12. Applicable Law. The validity, construction, interpretation and effect of this Agreement shall be governed by and construed in accordance with the laws of the State of Delaware, without giving effect to the conflicts of laws provisions thereof.

 

13. Notice. Any notice to the Company provided for in this Agreement shall be addressed to the Company in care of the Compensation Committee at 4222 Emperor Boulevard, Suite 200, Durham, North Carolina, 27703-8466, and any notice to the Grantee shall be addressed to such Grantee at the current address shown on the payroll of the Employer, or to such other address as the Grantee may designate to the Employer in writing.

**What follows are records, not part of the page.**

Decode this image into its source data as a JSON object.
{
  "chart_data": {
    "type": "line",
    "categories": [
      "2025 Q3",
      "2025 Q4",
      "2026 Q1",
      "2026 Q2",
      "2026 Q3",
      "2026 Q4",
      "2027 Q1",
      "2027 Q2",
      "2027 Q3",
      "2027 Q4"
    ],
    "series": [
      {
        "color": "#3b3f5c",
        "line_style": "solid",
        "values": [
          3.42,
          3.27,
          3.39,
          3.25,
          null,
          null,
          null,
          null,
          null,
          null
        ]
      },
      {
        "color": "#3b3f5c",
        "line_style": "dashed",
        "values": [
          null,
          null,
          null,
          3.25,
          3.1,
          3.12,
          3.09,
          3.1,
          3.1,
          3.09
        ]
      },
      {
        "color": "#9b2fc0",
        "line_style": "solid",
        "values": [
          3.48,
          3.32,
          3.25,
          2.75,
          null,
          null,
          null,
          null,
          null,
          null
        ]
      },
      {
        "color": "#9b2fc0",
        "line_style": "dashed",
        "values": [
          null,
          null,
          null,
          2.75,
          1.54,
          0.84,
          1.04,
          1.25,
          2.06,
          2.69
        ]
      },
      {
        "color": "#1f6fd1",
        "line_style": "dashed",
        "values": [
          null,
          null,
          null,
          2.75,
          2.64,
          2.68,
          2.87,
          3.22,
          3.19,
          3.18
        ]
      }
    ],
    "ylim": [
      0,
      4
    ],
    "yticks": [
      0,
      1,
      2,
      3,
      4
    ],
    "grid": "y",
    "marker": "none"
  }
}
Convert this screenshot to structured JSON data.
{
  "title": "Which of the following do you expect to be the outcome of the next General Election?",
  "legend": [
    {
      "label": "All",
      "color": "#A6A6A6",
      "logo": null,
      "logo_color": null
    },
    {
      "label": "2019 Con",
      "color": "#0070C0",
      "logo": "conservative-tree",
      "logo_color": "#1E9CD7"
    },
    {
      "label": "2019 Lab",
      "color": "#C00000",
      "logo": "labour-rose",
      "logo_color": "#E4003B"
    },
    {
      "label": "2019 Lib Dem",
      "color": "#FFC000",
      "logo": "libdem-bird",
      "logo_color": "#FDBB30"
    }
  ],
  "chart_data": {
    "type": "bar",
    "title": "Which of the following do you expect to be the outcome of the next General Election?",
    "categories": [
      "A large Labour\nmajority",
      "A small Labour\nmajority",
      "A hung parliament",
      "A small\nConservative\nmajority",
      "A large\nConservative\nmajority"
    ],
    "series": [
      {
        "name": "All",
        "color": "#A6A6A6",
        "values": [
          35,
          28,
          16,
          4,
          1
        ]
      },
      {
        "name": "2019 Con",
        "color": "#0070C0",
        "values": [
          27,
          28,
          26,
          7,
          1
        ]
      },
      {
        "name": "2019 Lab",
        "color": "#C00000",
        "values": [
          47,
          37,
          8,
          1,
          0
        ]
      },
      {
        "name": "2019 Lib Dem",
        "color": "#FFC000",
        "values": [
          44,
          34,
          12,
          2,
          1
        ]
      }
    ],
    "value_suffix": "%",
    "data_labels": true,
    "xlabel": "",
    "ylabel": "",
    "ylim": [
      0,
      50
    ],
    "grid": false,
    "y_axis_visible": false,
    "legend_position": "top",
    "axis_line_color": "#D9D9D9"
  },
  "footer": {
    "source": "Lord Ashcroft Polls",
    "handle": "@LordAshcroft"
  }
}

Any notice shall be delivered by hand, sent by telecopy or enclosed in a properly sealed envelope addressed as stated above, deposited, postage prepaid, in a post office regularly maintained by the United States Postal Service.

 

IN WITNESS WHEREOF, the Company has caused its duly authorized officer to execute this Agreement, and the Grantee has executed this Agreement, effective as of the Date of Grant.

 

INSPIRE PHARMACEUTICALS, INC.
By:    

Name:

   

Title:

   

 

I hereby accept the Option described in this Agreement, and I agree to be bound by the terms of the Plan and this Agreement. I hereby further agree that all the decisions and determinations of the Committee shall be final and binding.